Dementia is a general term for loss of memory and other mental abilities that is severe enough to interfere with daily life. While Alzheimer’s disease is the most common form of dementia, it is not the only kind. Below is a list of other types of diseases that can also affect brain health.
Dementia with Lewy Bodies: A type of dementia caused by abnormal clumps of proteins called Lewy bodies that damage brain cells. Symptoms include changes in thinking, visual hallucinations, slowness and stiffness of movements, tremors, and acting out of dreams.
Parkinson’s disease Dementia: A decline in thinking and reasoning that develops in someone diagnosed with Parkinson’s disease due to damage to brain cells by Lewy bodies. Symptoms are similar to dementia with Lewy Bodies.
Frontotemporal Dementia (FTD): A group of dementia’s caused by a loss of brain cells, due to damage by a protein called tau, in the front and side areas of the brain. These areas of the brain control personality, behavior, and language. Typical symptoms include changes in personality, behavior, and problems with language. Most people with FTD are diagnosed at a younger age (40-60) than other types of dementia.
Vascular Dementia:A type of dementia caused by blocked blood flow to the brain. Changes in thinking can occur suddenly following a stroke or get worse over time due to many small blockages. Symptoms depend on the part of the brain affected, but often include confusion and problems paying attention. Risk factors include high blood pressure, obesity, smoking, heart disease, and a family history.
Mixed Dementia: A condition in which changes in thinking and memory are linked to more than one type of dementia. This most frequently occurs when Alzheimer’s disease coexists with vascular dementia, but can also occur with Lewy bodies.
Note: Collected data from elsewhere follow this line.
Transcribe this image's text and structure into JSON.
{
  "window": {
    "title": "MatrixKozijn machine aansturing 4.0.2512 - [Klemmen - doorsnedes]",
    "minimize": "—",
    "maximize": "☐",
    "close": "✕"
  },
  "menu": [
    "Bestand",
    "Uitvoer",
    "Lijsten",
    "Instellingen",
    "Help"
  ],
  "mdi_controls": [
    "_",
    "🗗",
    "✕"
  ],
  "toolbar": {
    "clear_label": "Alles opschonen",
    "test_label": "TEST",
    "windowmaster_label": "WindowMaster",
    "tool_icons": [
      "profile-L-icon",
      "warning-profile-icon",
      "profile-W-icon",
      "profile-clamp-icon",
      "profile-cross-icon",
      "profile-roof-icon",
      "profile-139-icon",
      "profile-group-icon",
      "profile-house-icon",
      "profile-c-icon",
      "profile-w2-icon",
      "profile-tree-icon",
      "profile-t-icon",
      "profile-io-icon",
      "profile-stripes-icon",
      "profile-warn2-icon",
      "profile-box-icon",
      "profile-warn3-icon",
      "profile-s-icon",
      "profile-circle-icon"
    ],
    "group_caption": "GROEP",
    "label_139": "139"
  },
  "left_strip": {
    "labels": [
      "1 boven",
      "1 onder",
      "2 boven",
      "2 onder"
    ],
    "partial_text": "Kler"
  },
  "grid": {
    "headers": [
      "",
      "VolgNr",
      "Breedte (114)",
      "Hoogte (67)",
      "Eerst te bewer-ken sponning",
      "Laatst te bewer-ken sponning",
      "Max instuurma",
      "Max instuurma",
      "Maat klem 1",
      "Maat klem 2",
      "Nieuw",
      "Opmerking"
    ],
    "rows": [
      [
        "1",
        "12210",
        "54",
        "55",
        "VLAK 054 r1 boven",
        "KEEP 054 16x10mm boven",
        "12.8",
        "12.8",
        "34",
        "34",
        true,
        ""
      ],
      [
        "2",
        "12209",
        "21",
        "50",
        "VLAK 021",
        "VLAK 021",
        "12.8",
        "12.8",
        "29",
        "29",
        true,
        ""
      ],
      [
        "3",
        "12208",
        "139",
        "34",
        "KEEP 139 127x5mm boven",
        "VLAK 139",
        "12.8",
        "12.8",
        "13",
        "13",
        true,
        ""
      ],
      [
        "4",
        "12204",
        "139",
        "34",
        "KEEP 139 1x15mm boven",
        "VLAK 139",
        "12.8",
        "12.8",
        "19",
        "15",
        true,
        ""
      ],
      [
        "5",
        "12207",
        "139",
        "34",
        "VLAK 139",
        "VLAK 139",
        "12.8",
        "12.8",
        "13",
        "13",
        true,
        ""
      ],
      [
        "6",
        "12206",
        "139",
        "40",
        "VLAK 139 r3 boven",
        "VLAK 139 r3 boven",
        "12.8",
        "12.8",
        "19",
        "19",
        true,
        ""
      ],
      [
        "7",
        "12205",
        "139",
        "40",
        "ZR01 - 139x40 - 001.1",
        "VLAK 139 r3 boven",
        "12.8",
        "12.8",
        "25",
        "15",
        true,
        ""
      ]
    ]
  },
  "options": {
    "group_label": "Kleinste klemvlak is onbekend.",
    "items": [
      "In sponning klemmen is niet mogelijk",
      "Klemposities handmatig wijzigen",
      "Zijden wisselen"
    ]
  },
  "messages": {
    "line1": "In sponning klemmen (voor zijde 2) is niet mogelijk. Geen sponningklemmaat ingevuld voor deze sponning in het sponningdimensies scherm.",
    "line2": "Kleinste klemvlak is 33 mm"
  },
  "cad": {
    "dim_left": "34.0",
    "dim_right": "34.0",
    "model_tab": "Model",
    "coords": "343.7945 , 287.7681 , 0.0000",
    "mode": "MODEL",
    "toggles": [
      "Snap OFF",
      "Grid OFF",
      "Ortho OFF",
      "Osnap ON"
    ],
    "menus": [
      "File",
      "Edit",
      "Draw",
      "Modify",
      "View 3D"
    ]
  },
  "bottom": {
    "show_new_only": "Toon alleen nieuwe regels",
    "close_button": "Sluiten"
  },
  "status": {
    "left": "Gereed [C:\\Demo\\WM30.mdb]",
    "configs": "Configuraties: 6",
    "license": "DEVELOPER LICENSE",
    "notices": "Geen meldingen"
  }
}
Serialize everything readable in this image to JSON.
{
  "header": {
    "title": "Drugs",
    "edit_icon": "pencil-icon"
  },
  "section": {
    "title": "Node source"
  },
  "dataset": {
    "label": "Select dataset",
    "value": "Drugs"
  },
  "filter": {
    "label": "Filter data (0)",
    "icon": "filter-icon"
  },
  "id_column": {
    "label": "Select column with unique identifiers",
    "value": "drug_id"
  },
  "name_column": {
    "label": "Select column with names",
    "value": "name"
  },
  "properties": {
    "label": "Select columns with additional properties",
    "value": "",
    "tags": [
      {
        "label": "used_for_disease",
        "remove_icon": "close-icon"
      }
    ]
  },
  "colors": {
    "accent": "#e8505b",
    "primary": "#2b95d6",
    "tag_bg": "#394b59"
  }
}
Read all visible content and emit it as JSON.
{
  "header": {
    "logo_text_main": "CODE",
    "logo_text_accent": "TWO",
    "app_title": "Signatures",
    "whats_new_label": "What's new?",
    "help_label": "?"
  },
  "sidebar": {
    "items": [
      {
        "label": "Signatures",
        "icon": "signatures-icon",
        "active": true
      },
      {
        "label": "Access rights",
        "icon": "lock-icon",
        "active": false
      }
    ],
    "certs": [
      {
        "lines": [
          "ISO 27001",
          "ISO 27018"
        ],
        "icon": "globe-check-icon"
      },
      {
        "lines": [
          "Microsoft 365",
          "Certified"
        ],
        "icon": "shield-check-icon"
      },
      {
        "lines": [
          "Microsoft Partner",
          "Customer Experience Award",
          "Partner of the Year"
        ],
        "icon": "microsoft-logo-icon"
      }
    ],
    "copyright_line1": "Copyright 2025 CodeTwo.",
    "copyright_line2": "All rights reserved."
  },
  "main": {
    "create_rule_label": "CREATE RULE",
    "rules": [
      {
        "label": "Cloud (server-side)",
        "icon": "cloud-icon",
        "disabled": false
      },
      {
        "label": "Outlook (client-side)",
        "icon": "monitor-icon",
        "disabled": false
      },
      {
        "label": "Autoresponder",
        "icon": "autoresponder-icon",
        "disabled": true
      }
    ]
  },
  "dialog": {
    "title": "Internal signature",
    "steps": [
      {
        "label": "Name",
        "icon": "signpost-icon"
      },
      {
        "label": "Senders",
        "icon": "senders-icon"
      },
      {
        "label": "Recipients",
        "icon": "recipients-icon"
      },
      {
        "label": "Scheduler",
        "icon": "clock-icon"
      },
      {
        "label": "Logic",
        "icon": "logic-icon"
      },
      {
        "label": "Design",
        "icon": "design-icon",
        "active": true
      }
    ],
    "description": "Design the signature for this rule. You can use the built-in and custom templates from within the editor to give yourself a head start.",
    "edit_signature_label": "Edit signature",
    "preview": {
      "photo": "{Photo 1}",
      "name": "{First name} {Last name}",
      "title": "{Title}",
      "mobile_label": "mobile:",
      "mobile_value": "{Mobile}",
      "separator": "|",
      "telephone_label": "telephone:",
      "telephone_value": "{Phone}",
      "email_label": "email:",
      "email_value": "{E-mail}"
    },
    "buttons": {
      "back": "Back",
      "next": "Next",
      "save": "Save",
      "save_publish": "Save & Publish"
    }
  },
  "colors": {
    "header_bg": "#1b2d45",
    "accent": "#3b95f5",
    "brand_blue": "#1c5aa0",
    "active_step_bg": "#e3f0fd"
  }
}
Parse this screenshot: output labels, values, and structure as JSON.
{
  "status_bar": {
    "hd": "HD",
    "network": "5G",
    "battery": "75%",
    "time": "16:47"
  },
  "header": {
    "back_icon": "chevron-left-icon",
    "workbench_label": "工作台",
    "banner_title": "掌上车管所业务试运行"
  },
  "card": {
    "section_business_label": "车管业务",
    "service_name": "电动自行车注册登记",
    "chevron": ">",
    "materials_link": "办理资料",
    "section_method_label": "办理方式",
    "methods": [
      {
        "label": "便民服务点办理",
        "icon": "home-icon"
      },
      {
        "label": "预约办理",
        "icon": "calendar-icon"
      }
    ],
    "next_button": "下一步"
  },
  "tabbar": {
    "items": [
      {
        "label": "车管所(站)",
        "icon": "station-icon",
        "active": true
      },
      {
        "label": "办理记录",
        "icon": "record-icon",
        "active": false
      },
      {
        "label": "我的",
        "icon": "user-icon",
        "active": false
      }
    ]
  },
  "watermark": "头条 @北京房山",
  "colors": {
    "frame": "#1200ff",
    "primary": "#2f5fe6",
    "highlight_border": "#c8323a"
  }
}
Normal Pressure Hydrocephalus: A disorder in which there is a buildup of fluid in the brain. Symptoms include problems with thinking, difficulty walking, and loss of bladder control.
Creutzfeldt-Jakob Disease: A rare, fatal brain disease caused by the abnormal folding of proteins in the brain, known as prions. These abnormally folded prions destroy brain cells leading to a rapid decline in thinking, as well as unusual muscle movements, difficulty walking, and mood changes.
Huntington’s Disease: A brain disorder caused by an abnormal gene located on chromosome 4. Symptoms include unusual muscle movements, problems with thinking and reasoning, and changes in mood.
Posterior Cortical Atrophy: A loss of brain cells in the part of the brain located in the back of the head, an area that is responsible for visual information. Symptoms include blurry vision that is not improved with glasses and difficulty with visual tasks. Some patients may also develop problems with attention and memory.